FOOTBALLEt si le secret des Islandais, c'était que personne les comprend?

Euro 2016: Parler une langue absconse sur le terrain, c’est ça le secret des Islandais?

FOOTBALLQue le premier adversaire de l'Islande à l'Euro 2016 qui arrive à espionner leurs consignes tactiques lève la main...
Christine Laemmel

C.L.

«Yaaaaaaaaa… JAAAAA… JAAAAA… Jarghaah ». Tout le monde a frissonné en écoutant le commentateur islandais partir en vrille à la fin d’Autriche-Islande et d’Angleterre-Islande. Mais à part les onomatopées suffisamment expressives, personne n’a pipé mot de son extase. On est en 2016 et il a fallu attendre qu’un journal islandais s’y colle pour avoir la traduction.

C’est que l’Islandais est une langue particulièrement inintelligible pour le reste du monde. « C’est une des langues les plus complexes », acquiesce Karl Gadelii, professeur de linguistique nordique à la Sorbonne. En termes de prononciation, de syntaxes comme de forme des mots, elle ne ressemble à aucune autre.

Non, les Suédois ne les comprennent pas non plus

« C’est une très vieille langue, le Norrois, amenée sur l’île par les Vikings scandinaves, il y a 1000 ans. Elle a été conservée de manière remarquable car elle n’a subi aucune influence de l’extérieur », prévient notre professeur. C’est comme si les Français parlaient encore latin, en gros. Mais alors, si les Vikings ont amené la langue, les Scandinaves doivent parler la même, me direz-vous ? Et bien non, car moins isolé que l’Islande, la Suède, la Norvège et le Danemark ont subi les influences de leurs voisins. « Moi, je suis Suédois, illustre Karl Gadelii, je peux comprendre le Norvégien et vice versa, mais je suis incapable de saisir l’Islandais. »

Schéma sur l'islandais
Schéma sur l'islandais - CL

Résumons : il n’y a qu’en Islande que l’on parle islandais, si on fait abstraction des quelques milliers d’expatriés en Amérique de Nord et en Scandinavie. On peut aller jusqu’à 400.000 personnes dans le monde, pas plus.

Comme le corse, ça peut servir

Dont 23 qui charment en ce moment le public français avec leur surprenante réussite. Déjà que leur organisation, leur acharnement et leur simplicité dans le jeu ont déstabilisé tour à tour les Pays-Bas, le Portugal, l’Autriche et l’Angleterre, leurs échanges en Islandais sèment-ils encore plus la confusion chez les joueurs adverses ? On connaît l’importance de la communication sur un terrain. Entre coéquipiers, entre le coach et ses joueurs. « Attention dans ton dos, ou on corrige un placement pendant un temps mort, égrène Gilles Cioni, du SC Bastia. Si on ne se parle pas beaucoup, c’est mauvais signe ».

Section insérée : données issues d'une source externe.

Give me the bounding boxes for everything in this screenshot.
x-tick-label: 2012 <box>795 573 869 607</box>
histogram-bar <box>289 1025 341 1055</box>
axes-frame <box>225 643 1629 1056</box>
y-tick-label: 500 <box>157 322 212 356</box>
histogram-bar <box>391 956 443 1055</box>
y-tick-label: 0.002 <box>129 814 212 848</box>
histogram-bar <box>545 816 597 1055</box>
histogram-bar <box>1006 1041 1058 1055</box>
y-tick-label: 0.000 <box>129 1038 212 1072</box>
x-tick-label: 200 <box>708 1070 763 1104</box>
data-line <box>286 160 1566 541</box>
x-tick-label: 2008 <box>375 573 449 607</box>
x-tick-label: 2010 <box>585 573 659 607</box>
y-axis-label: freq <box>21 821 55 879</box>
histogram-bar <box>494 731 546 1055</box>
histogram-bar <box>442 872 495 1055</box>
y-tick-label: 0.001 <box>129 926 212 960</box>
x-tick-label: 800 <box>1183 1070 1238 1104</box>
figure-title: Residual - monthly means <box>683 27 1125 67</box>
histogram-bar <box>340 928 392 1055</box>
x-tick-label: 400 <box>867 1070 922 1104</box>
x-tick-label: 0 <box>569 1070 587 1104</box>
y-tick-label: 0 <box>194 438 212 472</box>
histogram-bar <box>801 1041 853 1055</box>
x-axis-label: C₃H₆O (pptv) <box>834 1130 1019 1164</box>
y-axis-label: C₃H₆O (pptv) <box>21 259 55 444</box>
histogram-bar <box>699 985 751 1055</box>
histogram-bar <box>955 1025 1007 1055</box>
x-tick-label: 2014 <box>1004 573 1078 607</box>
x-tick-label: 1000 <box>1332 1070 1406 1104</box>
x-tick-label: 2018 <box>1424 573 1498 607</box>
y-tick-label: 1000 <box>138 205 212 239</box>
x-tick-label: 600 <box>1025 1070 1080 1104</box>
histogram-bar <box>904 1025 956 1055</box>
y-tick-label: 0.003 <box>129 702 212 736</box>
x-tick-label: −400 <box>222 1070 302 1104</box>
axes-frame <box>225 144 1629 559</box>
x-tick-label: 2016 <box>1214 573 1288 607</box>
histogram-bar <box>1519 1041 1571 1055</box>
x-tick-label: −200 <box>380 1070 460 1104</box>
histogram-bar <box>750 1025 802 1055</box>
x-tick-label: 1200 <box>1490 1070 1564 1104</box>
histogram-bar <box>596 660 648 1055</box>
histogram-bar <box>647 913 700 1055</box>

Les adversaires, eux peuvent facilement prêter l’oreille aux consignes qui fusent et adapter d’autant leurs réactions. Sauf quand on ne pipe pas un mot du dialogue. « Quand je joue avec des coéquipiers corses, ça m’arrive de parler corse, raconte Cioni. C’est pas pour cacher ce qu’on dit, ça me vient naturellement, mais c’est sûr que - sauf si en face ils sont bilingues italiens - ils vont rien comprendre. Quand ça t’arrive, tu mises tout sur le visuel et tu es beaucoup plus attentif à l’action qui va suivre. » Quant à notre commentateur islandais, on n’a pas très envie qu’il crie de joie dimanche contre les Bleus, même si on ne comprend rien.